Questa autobiografia vuole essere un eredità, non solo sportiva, per tutti coloro che hanno seguito ed apprezzato la vita calcistica e dirigenziale di un personaggio tanto grande quanto semplice ed umile, come era nella filosofia dei suoi genitori, Teresio ed Edera, che gli trasmisero i valori più autentici e genuini. “Questo libro – conferma Rivera – vuole essere un contributo d’amore e di verità per mia moglie Laura e per miei splendidi figli Chantal e Gianni, e per tutti coloro che hanno visto in me prima l’uomo e poi il campione sul rettangolo di gioco. Esprimo, quindi,la mia sincera gratitudine a tutti quelli che mi hanno dimostrato il loro affetto, mi riferisco anche a quelli che ora non ci sono più, spero che qualcuno possa leggere per loro il mio sentito e profondo ringraziamento”.
Il calcio, un divertimento ed una passione infinita: “I miei genitori – svela Rivera – mi raccontavano che, appena ho iniziato a dieci mesi a camminare, calciavo tutto quello che trovavo sul mio cammino. Quando mio padre si accorse che quello di dare calci era davvero la mia grande passione, cominciò a portarmi nei posti dove potessi divertirmi. Ad Alessandria c’era un grande prato, chiamato Piazza d’armi, dove si ritrovavano i ragazzi per giocare a pallone. Attendevo che papà tornasse dal lavoro con tanta emozione per andare con lui. Come porte usavamo giacche e cappotti e giocavamo finché non si faceva buio. Ho sempre pensato che mi sarebbe piaciuto raccontare le sensazioni di quando ero bambino. Anche se erano i tempi difficili del dopoguerra, provo sempre un senso di pace e di gioia ogni volta che penso a quei giorni dell’infanzia e della giovinezza.

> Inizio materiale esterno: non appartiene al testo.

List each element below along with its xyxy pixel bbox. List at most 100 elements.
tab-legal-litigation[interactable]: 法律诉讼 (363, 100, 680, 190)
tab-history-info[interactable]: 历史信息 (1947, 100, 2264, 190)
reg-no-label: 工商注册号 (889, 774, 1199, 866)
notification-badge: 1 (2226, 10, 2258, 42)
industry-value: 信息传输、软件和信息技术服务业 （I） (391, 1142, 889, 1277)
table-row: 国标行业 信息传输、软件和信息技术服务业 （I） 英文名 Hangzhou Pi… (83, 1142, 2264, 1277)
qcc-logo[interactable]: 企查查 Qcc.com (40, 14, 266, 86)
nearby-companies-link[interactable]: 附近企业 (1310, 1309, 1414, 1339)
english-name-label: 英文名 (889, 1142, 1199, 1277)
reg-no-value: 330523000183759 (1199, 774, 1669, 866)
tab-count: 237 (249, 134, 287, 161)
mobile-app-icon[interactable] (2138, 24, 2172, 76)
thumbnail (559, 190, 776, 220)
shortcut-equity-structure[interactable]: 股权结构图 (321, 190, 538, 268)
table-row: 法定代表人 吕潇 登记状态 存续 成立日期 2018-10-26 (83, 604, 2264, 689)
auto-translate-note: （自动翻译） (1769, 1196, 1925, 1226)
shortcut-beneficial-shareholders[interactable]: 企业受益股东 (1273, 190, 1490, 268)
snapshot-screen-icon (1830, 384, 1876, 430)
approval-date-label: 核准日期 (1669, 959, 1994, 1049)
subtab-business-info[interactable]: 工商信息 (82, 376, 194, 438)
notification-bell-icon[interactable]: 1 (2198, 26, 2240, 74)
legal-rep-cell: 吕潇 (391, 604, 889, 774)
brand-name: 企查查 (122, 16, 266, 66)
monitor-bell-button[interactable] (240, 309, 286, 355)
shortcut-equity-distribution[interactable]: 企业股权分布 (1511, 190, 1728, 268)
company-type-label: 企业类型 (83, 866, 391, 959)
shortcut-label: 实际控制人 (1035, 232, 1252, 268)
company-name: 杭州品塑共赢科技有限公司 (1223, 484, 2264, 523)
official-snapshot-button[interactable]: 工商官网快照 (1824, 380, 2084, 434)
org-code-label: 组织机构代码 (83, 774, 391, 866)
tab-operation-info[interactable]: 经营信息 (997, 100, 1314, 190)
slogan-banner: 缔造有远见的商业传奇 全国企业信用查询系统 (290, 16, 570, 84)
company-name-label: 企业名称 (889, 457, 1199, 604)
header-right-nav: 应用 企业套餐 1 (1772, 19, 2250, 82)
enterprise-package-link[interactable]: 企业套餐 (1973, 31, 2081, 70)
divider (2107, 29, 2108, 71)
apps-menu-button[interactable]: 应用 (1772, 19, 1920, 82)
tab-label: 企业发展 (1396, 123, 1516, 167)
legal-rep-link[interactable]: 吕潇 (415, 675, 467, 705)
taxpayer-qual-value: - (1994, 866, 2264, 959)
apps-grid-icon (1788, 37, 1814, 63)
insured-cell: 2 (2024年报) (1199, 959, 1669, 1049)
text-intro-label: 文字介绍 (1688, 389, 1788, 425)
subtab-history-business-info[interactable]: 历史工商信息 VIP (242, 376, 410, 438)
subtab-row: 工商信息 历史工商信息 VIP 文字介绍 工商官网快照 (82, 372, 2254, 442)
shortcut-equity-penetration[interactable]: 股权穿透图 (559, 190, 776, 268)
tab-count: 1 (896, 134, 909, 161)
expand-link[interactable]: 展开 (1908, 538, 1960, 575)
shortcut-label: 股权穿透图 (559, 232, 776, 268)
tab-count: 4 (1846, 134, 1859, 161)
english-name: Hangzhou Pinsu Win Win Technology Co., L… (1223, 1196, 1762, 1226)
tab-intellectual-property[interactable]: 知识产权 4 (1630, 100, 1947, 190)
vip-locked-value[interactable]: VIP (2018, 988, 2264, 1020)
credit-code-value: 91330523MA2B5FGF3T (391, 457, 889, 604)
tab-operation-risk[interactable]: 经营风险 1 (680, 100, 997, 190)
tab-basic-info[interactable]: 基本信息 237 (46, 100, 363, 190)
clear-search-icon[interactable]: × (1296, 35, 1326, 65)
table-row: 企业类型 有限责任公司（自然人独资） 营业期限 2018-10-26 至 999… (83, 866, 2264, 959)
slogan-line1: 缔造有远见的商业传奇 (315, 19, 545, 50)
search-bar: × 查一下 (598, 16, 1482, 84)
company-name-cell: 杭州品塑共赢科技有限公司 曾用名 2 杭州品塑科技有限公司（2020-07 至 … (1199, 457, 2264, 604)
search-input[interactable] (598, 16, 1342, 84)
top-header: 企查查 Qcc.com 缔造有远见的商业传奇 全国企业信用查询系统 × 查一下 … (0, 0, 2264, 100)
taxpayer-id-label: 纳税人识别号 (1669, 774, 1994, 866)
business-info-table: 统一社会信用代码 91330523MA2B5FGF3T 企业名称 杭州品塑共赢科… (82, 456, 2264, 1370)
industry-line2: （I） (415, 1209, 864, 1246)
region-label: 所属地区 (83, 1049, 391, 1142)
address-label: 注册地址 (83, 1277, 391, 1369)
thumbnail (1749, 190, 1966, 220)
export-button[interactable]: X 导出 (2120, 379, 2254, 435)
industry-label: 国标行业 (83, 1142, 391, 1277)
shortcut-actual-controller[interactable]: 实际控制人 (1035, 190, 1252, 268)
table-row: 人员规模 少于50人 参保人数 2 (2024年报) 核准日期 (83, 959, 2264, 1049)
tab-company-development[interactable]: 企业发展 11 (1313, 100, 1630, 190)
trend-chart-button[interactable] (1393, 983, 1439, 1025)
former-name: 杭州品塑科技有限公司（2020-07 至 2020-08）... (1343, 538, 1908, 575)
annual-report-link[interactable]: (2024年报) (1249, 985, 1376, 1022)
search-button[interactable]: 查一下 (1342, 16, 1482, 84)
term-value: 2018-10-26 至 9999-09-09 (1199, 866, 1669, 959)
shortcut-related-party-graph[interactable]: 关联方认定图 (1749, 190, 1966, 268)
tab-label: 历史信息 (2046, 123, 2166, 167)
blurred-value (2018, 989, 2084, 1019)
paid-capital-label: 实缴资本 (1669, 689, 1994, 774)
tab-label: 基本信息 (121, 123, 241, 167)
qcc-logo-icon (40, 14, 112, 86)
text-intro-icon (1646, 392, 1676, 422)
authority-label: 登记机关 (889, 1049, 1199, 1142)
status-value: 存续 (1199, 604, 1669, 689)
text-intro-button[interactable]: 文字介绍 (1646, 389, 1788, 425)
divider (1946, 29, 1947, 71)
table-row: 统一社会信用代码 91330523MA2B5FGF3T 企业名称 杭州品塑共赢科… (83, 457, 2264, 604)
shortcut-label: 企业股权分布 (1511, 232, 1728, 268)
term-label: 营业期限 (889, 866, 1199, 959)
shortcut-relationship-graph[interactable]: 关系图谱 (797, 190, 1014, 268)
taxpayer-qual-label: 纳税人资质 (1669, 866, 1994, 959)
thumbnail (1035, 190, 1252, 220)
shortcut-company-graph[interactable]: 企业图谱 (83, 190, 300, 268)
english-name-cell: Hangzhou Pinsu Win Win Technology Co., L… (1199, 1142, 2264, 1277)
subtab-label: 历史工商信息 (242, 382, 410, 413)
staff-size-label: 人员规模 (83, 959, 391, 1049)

Perché sapevamo divertirci con poco. Il cortile di casa è stato il mio primo campo di calcio. Nel corso degli anni sono diventato celebre ma perché gli eventi della vita mi hanno cambiato, ma allora mi bastava poco per essere felice: quella filosofia di vita non mi ha mai abbandonato. Ho sempre paragonato la passione per il calcio alle sensazioni che può assaporare un pittore quando dipinge. Un’estasi continua: dimenticavo ogni cosa attorno a me. La passione è un consiglio che posso a suggerire a tutti, perché proprio la passione aiuta a vivere con più intensità, a prescindere dal proprio talento. Molti oggi rimpiangono il passato in questa attuale corsa alla superficialità, al consumismo, all’arrivismo sfrenato: si ricorda il passato proprio perché allora venivano prima i valori morali, il senso del rispetto delle persone e delle regole. Dentro e fuori il rettangolo di gioco”.